Image Editor
Adjust, crop, rotate and enhance — all in your browser.
Nothing is uploaded.
Drag on the image to select the area to crop.
How to Use the Image Editor
Step 1: Upload an image by clicking the upload area or dragging and dropping a file. The editor supports JPEG, PNG, and WebP formats of any size.
Step 2: Use the adjustment tabs to modify your image. The "Adjust" tab provides sliders for brightness, contrast, saturation, and blur. The "Crop" tab lets you select and trim a specific area. The "Rotate" tab offers rotation and flip options.
Step 3: Apply filters from the "Filter" tab for quick creative effects — grayscale, sepia, invert, and more. You can combine filters with manual adjustments for unique results.
Step 4: When satisfied, choose your output format (JPEG, PNG, or WebP) and quality level, then click "Download" to save the edited image. Use "Reset" at any time to return to the original.
What Is a Browser-Based Image Editor?
A browser-based image editor lets you adjust, crop, rotate, and apply filters to images directly in your web browser without installing any software.

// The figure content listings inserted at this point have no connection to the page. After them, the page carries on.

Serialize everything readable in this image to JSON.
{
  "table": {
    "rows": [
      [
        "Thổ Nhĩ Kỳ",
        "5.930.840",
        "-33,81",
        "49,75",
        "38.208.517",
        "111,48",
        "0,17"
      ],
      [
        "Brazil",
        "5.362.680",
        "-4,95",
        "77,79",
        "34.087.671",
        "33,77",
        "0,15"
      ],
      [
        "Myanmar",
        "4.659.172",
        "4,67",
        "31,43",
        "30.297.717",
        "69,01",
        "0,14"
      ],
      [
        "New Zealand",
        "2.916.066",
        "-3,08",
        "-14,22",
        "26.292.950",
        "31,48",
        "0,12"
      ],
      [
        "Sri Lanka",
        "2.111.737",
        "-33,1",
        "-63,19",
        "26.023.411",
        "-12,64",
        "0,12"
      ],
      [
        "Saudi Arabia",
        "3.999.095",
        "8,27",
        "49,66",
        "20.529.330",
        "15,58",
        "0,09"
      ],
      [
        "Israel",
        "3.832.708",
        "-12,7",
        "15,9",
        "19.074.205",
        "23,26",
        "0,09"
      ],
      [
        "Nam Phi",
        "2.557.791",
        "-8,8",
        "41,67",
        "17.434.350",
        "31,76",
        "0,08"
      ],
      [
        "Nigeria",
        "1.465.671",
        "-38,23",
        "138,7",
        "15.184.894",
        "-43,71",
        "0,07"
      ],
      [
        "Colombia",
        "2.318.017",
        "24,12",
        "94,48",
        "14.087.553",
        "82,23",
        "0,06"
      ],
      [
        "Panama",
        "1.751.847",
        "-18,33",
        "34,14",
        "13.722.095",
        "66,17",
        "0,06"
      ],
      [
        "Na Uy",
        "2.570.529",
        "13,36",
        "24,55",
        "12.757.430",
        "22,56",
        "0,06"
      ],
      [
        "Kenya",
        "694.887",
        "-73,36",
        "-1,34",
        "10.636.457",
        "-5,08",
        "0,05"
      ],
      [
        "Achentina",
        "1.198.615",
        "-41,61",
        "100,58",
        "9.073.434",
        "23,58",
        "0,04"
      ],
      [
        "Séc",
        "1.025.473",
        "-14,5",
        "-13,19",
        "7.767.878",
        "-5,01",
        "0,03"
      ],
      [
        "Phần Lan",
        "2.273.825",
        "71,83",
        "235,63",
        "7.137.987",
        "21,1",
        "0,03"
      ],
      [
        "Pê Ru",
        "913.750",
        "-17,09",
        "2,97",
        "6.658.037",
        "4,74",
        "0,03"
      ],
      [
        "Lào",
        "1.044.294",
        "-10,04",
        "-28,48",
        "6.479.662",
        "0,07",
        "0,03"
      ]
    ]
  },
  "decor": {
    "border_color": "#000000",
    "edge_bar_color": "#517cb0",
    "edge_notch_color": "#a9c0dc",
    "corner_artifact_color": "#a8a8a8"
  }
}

Unlike desktop applications like Photoshop or GIMP, everything runs through the HTML5 Canvas API and CSS filters in your browser — there is no download, no subscription, and no learning curve. We created this tool because many people need quick image adjustments — brightening a dark photo before uploading to social media, cropping an image for a blog post, or converting between formats — without the overhead of opening a full editing suite. Since all processing happens on your device, your images stay private and the edits are instant regardless of your internet speed. This makes it ideal for quick fixes on any device, including tablets and smartphones.
Frequently Asked Questions
What image formats are supported?
The editor accepts JPEG, PNG, WebP, and most other formats that modern browsers support, including GIF (first frame), BMP, and SVG. For output, you can choose between JPEG (best for photographs, smaller file sizes), PNG (lossless, best for graphics with transparency), and WebP (modern format with excellent compression and quality). The quality slider lets you fine-tune the file-size-to-quality ratio for JPEG and WebP exports.
What is the difference between brightness and contrast?
Brightness uniformly lightens or darkens every pixel in the image — increasing it makes the whole image lighter, decreasing it makes it darker. Contrast adjusts the difference between the lightest and darkest parts of the image. Increasing contrast makes light areas lighter and dark areas darker, giving the image more visual "punch." Decreasing contrast brings the tones closer together, producing a flatter, more muted look. For most photos, a small increase in both brightness (+5 to +15) and contrast (+10 to +20) produces a noticeably improved result without looking over-processed.
Can I undo my edits?
Yes. The "Reset" button restores the image to its original state, undoing all adjustments, crops, rotations, and filters at once. Since the original image is kept in memory for the duration of your session, you can experiment freely and reset at any point. For a non-destructive workflow, we recommend downloading intermediate versions before making major changes — this way you always have a fallback even after resetting.
Is there a file size limit?
There is no fixed file size limit because all processing happens in your browser's memory. In practice, most devices can comfortably handle images up to 20–30 megapixels (roughly 6000×5000 pixels). Very large images — such as RAW exports from professional cameras — may cause slower rendering on older devices. If you experience lag, try reducing the image dimensions before uploading, or use a device with more RAM. Smartphones typically handle images from their own camera with no issues.
Why should I use WebP format?
WebP is a modern image format developed by Google that provides both lossy and lossless compression. At the same visual quality, WebP files are typically 25–35% smaller than JPEG and 25% smaller than PNG. This means faster page loads, less bandwidth usage, and lower storage costs. All modern browsers — Chrome, Firefox, Safari, and Edge — support WebP. It is the recommended format for web images when you do not need to support very old browsers. If you need transparency (like a logo with a transparent background), WebP supports it with smaller file sizes than PNG.
Image Editing Best Practices
Start with cropping to remove unnecessary background and focus on your subject — this also reduces file size. Next, adjust brightness and contrast together; they work as a pair. Increase saturation slightly (+10 to +20) to make colors pop without looking artificial. For social media thumbnails, higher contrast and saturation tend to attract more attention in crowded feeds. When preparing images for a website, export as WebP at 80–85% quality for the best balance of quality and performance. Always check how your edited image looks on both desktop and mobile screens, as brightness perception varies across display types. Finally, keep your original file — never edit and overwrite the original, so you can always start fresh if needed.